Der thailändische Gesundheitsminister hat am Donnerstag die Öffentlichkeit mit den Ergebnissen einer Umfrage verblüfft, die sein Ministerium durchführen ließ. Gegenüber der Bangkok Post erklärte Manit Nopamornbode: „Die meisten Touristen erachten nicht das Trinken als Hauptgrund für ihren Aufenthalt [in Thailand]. Sie ziehen es vor, die Kultur zu genießen und Sehenswürdigkeiten zu besichtigen.“ Ah ja. Dann ist das wahrscheinlich nur Eistee, was die Touristen in Silom, Suriwong, Sukhumvit und in der Khao San Road da vor sich auf den Tischen stehen haben. Und die vielen Gestalten mit dem glasigen Blicken, die man besonders Nachts um zwei trifft, torkeln nur deshalb über die Straßen, weil sie so glücklich über die tollen Sehenswürdigkeiten sind, die sie in der Soi Cowboi gesehen haben.
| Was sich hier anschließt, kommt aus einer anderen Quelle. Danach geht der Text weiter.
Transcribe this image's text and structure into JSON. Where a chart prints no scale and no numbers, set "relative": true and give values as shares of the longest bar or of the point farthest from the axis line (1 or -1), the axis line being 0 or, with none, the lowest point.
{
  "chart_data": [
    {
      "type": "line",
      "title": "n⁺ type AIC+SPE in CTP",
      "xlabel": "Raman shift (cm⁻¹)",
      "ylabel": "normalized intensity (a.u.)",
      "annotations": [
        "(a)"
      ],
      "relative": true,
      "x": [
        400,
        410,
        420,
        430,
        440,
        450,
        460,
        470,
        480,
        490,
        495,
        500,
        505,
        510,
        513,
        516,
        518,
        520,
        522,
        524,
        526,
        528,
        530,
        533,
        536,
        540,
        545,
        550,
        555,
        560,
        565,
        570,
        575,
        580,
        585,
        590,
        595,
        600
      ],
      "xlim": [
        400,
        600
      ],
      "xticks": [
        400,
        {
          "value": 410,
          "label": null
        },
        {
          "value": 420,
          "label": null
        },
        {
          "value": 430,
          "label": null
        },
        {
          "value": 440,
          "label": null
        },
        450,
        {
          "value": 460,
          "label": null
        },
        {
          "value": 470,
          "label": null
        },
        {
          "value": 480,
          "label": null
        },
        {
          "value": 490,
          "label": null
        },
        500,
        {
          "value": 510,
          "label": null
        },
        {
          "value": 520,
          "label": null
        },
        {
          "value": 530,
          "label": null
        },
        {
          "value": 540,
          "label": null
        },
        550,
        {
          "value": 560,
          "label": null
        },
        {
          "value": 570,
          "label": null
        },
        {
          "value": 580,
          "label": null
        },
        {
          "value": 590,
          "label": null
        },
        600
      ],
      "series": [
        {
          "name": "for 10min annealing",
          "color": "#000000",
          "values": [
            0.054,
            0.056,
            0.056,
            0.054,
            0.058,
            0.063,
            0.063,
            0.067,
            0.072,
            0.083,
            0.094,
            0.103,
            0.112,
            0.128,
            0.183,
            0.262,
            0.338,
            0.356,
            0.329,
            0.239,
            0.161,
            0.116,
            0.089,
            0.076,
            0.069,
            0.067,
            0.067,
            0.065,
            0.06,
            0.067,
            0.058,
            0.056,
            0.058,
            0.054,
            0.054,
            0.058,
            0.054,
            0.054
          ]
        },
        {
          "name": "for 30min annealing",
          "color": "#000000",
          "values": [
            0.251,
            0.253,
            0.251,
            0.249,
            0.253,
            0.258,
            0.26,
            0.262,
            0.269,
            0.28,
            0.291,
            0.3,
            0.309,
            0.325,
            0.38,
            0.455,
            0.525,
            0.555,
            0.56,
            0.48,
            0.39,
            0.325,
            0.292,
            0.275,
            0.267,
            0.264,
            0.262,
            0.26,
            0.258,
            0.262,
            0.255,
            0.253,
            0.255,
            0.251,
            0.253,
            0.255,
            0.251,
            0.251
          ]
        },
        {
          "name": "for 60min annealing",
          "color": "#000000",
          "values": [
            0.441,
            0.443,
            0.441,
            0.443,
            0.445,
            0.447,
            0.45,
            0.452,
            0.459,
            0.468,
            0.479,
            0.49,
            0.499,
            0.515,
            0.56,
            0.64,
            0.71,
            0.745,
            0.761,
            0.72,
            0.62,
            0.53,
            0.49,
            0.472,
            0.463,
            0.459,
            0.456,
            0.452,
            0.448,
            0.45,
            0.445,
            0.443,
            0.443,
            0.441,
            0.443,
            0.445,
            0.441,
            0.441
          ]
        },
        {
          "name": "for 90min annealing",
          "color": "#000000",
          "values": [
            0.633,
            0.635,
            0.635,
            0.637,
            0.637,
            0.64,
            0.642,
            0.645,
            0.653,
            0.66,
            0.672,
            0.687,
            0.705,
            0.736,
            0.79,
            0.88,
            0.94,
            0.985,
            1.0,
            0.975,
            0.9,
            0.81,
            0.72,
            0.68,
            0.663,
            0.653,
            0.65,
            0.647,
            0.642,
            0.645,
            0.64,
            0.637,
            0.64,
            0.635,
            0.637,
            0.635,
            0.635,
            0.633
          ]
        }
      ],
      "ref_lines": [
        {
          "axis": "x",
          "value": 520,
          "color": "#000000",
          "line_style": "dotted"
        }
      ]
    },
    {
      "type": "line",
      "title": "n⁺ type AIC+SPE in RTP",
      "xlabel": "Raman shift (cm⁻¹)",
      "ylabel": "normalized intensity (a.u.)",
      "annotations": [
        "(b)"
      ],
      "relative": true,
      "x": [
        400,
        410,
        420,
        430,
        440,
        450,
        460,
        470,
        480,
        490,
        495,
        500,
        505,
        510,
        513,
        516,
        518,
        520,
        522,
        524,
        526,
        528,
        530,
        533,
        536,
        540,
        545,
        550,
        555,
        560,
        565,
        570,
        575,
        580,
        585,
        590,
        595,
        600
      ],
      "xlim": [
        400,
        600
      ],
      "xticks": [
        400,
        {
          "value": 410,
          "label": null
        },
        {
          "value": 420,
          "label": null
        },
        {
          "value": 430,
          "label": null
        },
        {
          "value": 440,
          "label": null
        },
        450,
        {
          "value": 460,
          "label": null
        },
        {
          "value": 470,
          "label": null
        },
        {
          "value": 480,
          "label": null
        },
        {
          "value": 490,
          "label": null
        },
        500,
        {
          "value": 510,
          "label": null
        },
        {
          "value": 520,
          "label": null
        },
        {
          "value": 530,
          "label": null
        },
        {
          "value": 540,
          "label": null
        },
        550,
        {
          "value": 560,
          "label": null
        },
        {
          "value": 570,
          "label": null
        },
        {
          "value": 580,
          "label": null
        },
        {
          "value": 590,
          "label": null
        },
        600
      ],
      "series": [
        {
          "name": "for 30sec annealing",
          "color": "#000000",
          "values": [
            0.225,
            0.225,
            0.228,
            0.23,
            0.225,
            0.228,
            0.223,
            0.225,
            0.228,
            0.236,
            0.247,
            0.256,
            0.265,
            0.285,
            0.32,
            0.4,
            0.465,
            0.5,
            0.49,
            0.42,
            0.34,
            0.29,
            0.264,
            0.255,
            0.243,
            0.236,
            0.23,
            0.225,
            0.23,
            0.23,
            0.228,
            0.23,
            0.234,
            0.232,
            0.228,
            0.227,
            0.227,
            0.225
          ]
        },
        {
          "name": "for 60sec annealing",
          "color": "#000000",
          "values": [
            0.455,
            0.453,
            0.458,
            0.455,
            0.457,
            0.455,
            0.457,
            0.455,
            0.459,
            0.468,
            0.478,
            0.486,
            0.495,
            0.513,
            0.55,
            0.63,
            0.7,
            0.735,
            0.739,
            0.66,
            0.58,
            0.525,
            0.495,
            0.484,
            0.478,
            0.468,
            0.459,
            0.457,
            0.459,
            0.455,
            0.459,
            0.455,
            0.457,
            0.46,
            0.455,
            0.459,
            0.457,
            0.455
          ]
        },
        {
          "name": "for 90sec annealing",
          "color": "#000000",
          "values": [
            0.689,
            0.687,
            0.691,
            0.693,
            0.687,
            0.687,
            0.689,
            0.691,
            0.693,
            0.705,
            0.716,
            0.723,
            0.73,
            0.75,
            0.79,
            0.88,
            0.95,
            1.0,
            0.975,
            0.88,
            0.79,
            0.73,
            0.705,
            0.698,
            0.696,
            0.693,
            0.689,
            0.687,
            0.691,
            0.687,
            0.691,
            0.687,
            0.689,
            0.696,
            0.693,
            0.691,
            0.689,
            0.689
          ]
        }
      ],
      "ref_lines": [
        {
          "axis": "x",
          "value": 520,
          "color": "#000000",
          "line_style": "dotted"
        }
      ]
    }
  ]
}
Nun wird kein Mensch bei einem Straßeninterview zu den Gründen seines Aufenthaltes befragt freiwillig angeben: „Ja, am liebsten saufe ich mir den ganzen Tag die Hucke voll, ist ja alles so billig hier“. Der Hintergrund für die dusselige Argumentation des Gesundheitsministers ist ein Streit mit dem Ministerium für Sport und Tourismus über die Frage, ob man zum Songkran-Festival zwischen dem 11. und 14. April ein komplettes Verkaufsverbot für Alkohol beschließen soll. Die Thais, die ähnlich wie die Kölner Jecken zum Karneval an diesen Tagen völlig durchdrehen, und in Rudeln von ihren Trucks aus alles und jeden mit Wasser bespritzen, saufen sich nämlich in dieser Zeit unheimlich gerne die Hucke voll. In der Folge kippen sie dann schon mal von ihren rutschigen Gefährten, oder sie spielen Autoscooter mit ihren Wagen und verursachen diverse Frontalzusammenstöße. Das führt besonders in den ländlichen Regionen zu zahlreichen Toten und Verletzten.
Die Tourismusbehörde fürchtet zu Recht, dass mit einer viertägigen Prohibition der eh schon angeschlagene Tourismus noch weiter leiden wird, und schlägt vernünftigerweise verschärfte Verkehrskontrollen in den Gebieten vor, in denen die Unfälle passieren. Damit bliebe den Touristen erspart, den Whiskey zur Tarnung in Kaffeetassen serviert zu bekommen, und die Bars bräuchten weniger Aufmerksamkeiten an die Polizisten rüberzuschieben, die dafür dann gerne so tun, als ob sie den ganzen Schwindel überhaupt nicht bemerken würden.